Kent, who has in the past worked primarily with black, earth tones and stark white, seemingly has challenged herself to break free from the restrictions of this palette. In these new works she has chosen a palette that begins with primary and secondary colors then diverges from that path by introducing sumptuous pistachios and hot pinks into the scheme.

In the past, her large, box-like forms protruded roughly four to six inches from the wall and featured sensuous, rough, waxy surfaces that beckon to touch. Now Kent one-ups them by adding even more paint that makes each piece reminiscent of a fluorescent oak tree. The abundance of oil paint permeates the room adding to the experience.

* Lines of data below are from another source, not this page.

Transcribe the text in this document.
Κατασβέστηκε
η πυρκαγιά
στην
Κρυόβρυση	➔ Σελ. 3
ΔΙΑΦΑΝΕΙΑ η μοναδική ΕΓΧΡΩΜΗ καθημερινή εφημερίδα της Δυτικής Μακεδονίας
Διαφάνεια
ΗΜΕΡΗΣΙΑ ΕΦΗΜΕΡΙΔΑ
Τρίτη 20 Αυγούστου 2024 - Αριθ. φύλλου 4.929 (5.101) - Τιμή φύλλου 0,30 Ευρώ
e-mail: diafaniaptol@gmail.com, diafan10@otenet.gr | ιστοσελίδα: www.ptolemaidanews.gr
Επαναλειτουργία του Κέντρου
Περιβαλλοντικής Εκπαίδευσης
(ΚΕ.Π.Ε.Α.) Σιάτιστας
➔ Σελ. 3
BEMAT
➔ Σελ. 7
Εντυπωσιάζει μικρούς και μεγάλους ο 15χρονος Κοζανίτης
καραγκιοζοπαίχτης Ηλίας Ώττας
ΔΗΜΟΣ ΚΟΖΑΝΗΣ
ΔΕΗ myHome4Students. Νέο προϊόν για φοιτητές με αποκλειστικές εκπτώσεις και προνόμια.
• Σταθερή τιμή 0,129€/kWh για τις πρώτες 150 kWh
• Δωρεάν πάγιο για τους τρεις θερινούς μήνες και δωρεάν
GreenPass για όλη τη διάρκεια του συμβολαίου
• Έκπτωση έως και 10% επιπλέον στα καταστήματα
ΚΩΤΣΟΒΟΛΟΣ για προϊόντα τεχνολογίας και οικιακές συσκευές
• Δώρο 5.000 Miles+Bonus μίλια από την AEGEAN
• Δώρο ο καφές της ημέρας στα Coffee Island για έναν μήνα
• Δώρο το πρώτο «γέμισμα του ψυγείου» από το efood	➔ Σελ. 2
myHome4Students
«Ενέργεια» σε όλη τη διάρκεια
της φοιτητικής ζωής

For Kent, the box-like forms are intended to work in harmony with the square architectural spaces that we call home. The serial motif employed in this series takes on a Doric sensibility when displayed one next to the other as they were in this show further exemplifying their architectonic qualities.

Ironically, if there was a negative to this show, it was the manner in which they were displayed. There were far too many works in this show and they had a tendency to fight one another for attention. Also, the symmetry between the works was skewed due to some poor placement. In strictly mathematical terms there could have been an equivalence achieved based soley on the number of pieces of similar dimension. Though "equivalence" may not have been the intention here, the aesthetic quality of the show as a whole seemed to call for it. This is an important point for any exhibiting artist to consider.

It will be interesting to see where Kent goes from here as she explores the possibilities of surface, presentation, and place.